EZB mahnt Raiffeisen Bank: Wiener Geldinstitut soll Russland-Geschäfte stärker einschränken

Die Europäische Zentralbank (EZB) hat das österreichische Geldinstitut Raiffeisen Bank International (RBI) aufgefordert, seine Geschäfte in Russland stärker einzuschränken. In naher Zukunft erwarte die Bank eine Aufforderung der Aufsichtsbehörde, die Geschäftstätigkeit in Russland rascher zu reduzieren, teilte die RBI mit.

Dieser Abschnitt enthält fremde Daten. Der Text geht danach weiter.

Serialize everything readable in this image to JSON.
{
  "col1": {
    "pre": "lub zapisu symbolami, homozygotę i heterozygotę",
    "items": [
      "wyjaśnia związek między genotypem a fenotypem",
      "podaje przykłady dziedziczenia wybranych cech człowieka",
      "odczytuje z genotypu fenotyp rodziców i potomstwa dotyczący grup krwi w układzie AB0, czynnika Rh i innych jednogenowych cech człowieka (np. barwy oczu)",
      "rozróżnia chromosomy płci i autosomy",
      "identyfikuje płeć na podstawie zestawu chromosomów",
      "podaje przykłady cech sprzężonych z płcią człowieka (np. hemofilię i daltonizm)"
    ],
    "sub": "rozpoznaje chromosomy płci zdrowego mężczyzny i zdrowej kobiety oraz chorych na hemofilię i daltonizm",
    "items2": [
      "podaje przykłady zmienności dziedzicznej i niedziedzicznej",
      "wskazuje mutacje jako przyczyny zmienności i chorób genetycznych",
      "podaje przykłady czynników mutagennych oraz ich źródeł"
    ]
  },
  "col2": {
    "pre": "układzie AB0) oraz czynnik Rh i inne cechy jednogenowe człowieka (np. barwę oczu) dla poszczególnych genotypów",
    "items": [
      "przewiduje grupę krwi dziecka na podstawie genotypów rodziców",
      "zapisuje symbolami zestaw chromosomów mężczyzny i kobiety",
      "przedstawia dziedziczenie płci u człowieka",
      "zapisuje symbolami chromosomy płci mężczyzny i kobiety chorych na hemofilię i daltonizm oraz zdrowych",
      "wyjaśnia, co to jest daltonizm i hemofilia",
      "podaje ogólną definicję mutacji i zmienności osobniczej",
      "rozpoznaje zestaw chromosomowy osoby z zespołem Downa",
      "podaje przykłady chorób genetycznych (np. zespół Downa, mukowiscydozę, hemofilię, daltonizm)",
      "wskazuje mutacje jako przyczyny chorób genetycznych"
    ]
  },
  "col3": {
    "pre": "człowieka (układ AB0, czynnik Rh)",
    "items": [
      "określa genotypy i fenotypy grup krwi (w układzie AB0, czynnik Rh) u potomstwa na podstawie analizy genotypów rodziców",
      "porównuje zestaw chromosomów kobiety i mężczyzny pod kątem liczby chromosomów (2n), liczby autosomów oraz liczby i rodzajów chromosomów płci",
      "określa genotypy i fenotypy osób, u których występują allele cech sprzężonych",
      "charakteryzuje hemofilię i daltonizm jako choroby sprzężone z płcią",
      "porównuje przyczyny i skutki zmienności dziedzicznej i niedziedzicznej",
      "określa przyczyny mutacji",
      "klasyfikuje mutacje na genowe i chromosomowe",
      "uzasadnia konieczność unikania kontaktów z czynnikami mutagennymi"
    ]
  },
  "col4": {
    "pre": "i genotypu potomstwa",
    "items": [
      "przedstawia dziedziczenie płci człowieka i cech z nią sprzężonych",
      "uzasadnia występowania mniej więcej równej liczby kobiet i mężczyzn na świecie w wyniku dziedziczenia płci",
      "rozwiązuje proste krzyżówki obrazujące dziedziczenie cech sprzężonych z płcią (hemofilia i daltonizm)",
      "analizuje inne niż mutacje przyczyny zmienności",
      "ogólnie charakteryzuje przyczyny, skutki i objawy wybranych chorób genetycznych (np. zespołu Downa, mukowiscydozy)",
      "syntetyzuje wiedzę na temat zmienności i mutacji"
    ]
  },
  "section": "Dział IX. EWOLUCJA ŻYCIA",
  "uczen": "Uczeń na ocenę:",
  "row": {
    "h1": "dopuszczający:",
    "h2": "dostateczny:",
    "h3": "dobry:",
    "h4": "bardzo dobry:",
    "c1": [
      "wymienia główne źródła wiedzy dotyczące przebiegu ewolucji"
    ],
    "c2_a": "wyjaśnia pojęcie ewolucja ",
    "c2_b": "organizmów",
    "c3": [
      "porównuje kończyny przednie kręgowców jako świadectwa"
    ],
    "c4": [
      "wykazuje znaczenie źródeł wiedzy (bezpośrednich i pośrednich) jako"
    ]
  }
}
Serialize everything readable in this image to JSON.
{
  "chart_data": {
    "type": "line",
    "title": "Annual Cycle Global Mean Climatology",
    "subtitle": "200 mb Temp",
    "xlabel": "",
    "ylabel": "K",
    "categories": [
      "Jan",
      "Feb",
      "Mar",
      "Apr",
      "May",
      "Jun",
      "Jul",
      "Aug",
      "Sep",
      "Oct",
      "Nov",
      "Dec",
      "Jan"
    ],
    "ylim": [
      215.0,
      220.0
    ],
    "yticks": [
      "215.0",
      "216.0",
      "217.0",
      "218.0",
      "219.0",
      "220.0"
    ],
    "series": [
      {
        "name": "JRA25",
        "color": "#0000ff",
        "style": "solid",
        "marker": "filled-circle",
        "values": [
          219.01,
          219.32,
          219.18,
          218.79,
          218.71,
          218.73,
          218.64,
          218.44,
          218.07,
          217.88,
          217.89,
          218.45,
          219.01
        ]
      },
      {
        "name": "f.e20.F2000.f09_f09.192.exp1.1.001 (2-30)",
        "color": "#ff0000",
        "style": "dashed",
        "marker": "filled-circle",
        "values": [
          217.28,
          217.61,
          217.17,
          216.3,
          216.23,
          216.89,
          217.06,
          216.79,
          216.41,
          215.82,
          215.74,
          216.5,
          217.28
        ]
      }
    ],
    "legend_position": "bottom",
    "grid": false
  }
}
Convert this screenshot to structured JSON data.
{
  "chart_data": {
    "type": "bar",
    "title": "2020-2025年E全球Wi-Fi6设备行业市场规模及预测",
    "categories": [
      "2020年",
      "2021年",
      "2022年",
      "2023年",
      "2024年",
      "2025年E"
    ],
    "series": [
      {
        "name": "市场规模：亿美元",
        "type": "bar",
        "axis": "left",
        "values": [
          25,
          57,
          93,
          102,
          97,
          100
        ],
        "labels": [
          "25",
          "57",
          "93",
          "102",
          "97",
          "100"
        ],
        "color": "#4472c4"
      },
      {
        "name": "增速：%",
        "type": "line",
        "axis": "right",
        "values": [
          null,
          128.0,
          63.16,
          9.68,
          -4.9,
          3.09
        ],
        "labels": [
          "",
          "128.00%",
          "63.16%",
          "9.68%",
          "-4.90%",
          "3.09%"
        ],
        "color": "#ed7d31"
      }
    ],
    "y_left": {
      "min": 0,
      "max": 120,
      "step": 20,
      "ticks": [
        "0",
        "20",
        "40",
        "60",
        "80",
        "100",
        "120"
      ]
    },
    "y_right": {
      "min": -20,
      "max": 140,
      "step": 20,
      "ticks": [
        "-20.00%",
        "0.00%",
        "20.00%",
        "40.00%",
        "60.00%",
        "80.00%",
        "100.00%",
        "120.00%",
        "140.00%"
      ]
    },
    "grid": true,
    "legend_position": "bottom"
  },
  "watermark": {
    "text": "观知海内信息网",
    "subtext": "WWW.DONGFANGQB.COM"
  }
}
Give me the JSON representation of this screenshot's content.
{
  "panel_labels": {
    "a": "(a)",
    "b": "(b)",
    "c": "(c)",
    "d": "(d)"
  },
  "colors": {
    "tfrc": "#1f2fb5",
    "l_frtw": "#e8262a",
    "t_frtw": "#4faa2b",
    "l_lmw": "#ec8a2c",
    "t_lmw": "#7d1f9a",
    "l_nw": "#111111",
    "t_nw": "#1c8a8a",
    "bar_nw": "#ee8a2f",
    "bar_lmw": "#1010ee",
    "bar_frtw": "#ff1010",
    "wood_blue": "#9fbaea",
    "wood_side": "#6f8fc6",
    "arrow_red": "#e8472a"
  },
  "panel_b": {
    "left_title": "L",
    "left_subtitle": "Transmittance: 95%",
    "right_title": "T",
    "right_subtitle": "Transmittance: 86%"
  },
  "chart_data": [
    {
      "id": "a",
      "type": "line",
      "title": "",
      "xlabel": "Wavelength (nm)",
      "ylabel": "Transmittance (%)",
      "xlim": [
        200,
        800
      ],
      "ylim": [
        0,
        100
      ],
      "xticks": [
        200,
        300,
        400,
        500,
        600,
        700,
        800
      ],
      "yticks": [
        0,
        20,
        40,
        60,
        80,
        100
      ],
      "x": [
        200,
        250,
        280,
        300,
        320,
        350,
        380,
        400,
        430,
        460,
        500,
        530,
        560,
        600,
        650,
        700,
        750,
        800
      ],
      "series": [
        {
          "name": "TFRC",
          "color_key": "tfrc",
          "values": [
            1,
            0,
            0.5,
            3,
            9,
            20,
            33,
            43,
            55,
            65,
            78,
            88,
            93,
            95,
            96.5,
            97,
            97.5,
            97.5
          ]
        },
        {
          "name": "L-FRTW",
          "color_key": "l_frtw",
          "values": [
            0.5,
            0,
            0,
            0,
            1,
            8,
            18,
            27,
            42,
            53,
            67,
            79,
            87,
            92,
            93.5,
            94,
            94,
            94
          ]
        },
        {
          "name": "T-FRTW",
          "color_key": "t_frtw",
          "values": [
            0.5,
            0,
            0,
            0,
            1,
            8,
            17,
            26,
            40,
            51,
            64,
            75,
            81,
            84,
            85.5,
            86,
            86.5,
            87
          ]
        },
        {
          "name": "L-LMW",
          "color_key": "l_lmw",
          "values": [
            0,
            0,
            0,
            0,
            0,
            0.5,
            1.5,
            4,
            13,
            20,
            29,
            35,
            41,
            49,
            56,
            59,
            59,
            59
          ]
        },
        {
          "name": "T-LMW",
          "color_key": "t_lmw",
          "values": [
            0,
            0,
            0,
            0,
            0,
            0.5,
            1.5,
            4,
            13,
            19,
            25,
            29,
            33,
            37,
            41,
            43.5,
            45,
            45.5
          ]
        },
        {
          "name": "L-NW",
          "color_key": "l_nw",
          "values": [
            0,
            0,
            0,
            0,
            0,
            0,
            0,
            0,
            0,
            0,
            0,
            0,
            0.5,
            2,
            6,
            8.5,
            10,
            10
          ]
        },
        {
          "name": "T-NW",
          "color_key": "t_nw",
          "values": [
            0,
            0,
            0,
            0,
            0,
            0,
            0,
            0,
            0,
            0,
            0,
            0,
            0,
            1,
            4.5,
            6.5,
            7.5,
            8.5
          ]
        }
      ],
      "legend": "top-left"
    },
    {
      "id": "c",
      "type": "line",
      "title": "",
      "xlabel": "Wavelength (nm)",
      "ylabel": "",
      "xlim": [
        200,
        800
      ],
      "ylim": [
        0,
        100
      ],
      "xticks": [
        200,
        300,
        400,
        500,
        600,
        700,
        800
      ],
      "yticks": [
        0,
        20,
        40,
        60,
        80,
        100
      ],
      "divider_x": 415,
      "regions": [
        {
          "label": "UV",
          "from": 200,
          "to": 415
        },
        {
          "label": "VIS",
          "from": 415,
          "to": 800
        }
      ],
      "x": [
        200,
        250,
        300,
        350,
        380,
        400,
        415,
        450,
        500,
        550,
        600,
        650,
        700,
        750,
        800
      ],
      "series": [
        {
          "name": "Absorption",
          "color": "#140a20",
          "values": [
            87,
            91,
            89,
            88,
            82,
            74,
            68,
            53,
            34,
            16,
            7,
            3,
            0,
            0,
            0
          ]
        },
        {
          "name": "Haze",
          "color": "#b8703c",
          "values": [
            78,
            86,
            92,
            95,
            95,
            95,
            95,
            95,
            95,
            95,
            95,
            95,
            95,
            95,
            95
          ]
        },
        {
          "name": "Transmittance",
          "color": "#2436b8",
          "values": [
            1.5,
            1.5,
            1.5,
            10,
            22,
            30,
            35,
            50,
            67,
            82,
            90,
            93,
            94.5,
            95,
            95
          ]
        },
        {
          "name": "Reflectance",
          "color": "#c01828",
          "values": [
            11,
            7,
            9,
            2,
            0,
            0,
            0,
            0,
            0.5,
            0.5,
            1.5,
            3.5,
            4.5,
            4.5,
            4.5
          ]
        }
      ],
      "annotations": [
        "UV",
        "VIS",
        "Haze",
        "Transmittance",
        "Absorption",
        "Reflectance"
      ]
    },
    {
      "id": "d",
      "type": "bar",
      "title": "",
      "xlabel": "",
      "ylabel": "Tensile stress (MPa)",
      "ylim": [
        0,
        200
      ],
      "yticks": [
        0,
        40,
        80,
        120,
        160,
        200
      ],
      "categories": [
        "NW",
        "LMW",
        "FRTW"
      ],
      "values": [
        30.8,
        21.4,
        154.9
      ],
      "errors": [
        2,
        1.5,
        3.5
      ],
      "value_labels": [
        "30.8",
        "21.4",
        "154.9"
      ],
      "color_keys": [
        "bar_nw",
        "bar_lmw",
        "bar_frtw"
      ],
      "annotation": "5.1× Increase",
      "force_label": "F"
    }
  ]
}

shutterstock/Brookgardener

„Nach unserem Verständnis handelt es sich um eine Maßnahme zur Umsetzung der von der EZB angekündigten Strategie zur Reduzierung des Russland-Exposures europäischer Banken“, zitiert das „Manager Magazin“ eine Mitteilung der Wiener Bank. Die Anforderungen der EZB wolle die RBI sorgfältig analysieren.

Dem Entwurf zufolge müssten die Kundenkredite bis 2026 deutlich zurückgehen – und zwar bis um 65 Prozent im Vergleich zum Ende des dritten Quartals 2023, schreibt das Magazin. Zudem müsste die RBI die internationalen Zahlungen aus Russland entsprechend senken. Wie das Geldhaus feststellte, würden die Anforderungen der EZB deutlich über die eigenen Pläne hinausgehen und könnten sich negativ auf die Verkaufsoptionen für die russische Tochterbank auswirken.

Die RBI ist neben der italienischen UniCredit die größte westliche Bank in Russland. Seit Beginn des Ukraine-Konflikts prüfe das Institut nach eigenen Angaben Optionen für einen Ausstieg aus dem Land, so das Blatt.  

„Die RBI hat seit Kriegsbeginn umfangreiche Schritte gesetzt, um das Risiko aus ihrem Russlandgeschäft zu reduzieren und den Schaden für ihre Aktionäre zu minimieren“, erklärte die Bank. Auch für dieses Jahr seien weitere Reduzierungsmaßnahmen geplant, die im Einklang mit dem Ziel stehen, die russische Tochterbank zu verkaufen.

Die RBI-Papiere verloren am Freitag an der Wiener Börse 1,3 Prozent auf 17,03 Euro.